The association between lower extremity energy absorption and biomechanical factors related to anterior cruciate ligament injury

Background

Greater total energy absorption by the lower extremity musculature during landing may reduce stresses placed on capsuloligamentous tissues with differences in joint contributions to energy absorption potentially affecting anterior cruciate ligament injury risk. However, the relationships between energy absorption and prospectively identified biomechanical factors associated with non-contact anterior cruciate ligament injury have yet to be demonstrated.

Methods

Sagittal plane total, hip, knee and ankle energy absorption, and peak vertical ground reaction force, anterior tibial shear force, knee flexion and knee valgus angles, and internal hip extension and knee varus moments were measured in 27 individuals (14 females, 13 males) performing double leg jump landings.

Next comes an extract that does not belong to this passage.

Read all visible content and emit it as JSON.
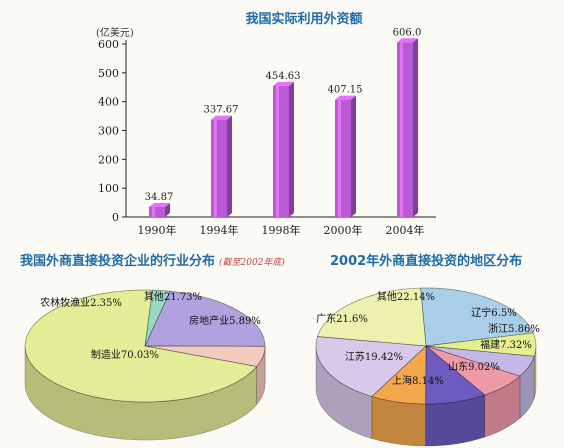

Correlation coefficients assessed the relationships between energy absorption during three time intervals (initial impact phase, terminal phase, and total landing) and biomechanical factors related to anterior cruciate ligament injury.

Findings

More favorable values of biomechanical factors related to non-contact anterior cruciate ligament injury were associated with: 1) Lesser total (R² = 0.178–0.558), hip (R² = 0.229–0.651) and ankle (R² = 0.280), but greater knee (R² = 0.147) energy absorption during the initial impact phase; 2) Greater total (R² = 0.170–0.845), hip (R² = 0.599), knee (R² = 0.236–0.834), and ankle (R² = 0.276) energy absorption during the terminal phase of landing; and 3) Greater knee (R² = 0.158–0.709), but lesser hip (R² = 0.309) and ankle (R² = 0.210–0.319) energy absorption during the total landing period.

Interpretation

These results suggest that biomechanical factors related to anterior cruciate ligament injury are influenced by both the magnitude and timing of lower extremity energy absorption during landing.